During a brief tour today, the large open space, surrounded by private meeting rooms, hummed with activity as the SARS caseload continued to grow to more than 1,800 worldwide. On the walls were large plasma video screens that project maps and images for tracking disease outbreaks in the United States and globally.

"This is a war room for health," said Georgia Gov. Sonny Perdue (R). "This is real time information that gives us a head start on disease, on outbreaks, on epidemiology, whether it's SARS, West Nile, anthrax or anything else that comes our way."
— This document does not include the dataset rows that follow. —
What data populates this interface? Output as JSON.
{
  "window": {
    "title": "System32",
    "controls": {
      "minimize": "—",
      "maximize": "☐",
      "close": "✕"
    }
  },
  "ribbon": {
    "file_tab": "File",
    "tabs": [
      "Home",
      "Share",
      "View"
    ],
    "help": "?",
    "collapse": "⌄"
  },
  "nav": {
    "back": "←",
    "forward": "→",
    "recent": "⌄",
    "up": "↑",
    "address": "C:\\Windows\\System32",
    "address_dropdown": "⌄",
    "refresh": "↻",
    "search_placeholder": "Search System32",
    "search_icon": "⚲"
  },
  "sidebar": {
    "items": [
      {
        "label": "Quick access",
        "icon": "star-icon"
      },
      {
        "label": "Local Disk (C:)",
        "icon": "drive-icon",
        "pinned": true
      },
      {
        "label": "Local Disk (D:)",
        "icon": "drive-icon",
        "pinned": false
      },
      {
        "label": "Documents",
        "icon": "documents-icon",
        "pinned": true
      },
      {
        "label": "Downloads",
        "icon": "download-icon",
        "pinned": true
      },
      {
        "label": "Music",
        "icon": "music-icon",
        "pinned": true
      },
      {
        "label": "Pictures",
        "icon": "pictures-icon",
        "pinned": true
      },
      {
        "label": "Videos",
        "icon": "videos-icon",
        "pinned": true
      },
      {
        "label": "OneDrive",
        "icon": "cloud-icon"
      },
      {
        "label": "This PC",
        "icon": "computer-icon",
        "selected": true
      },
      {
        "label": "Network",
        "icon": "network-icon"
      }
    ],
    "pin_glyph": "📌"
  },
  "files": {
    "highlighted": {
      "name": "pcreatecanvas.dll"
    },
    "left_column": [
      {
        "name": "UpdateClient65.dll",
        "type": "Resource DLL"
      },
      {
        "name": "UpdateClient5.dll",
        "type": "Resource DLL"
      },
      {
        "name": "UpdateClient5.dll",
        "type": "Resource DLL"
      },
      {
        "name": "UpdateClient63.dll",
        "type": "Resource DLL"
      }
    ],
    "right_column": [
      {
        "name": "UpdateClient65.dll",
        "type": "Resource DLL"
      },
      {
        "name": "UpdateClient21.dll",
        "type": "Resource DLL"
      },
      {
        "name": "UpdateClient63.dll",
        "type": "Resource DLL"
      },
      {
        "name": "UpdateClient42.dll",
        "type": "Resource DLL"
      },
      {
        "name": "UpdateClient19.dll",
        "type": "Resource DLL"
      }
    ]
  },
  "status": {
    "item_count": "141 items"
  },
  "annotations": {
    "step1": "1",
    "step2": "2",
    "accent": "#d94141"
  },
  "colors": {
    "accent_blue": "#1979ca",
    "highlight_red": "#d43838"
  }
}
Illuminated billboards posted today's threat level (high), told the time in a half-dozen locations and identified each specialty team (logistics or epidemiology). The 7,000-square-foot facility has secure communications, separate air systems and elaborate computer equipment. For the SARS investigation, team leaders meet in the operations center twice a day to coordinate the 160 CDC personnel involved, as well as investigators from the World Health Organization, state and local health departments, and foreign countries. The group oversees collection, transport and analysis of specimens; separate information hotlines for potential patients and doctors; and the teams that greet flights arriving into the United States from Asia.

Thompson, who has been proudly giving tours of his own command center in Washington, was impressed. "I thought the one I had at the Humphrey Building was the best until I came here," he said.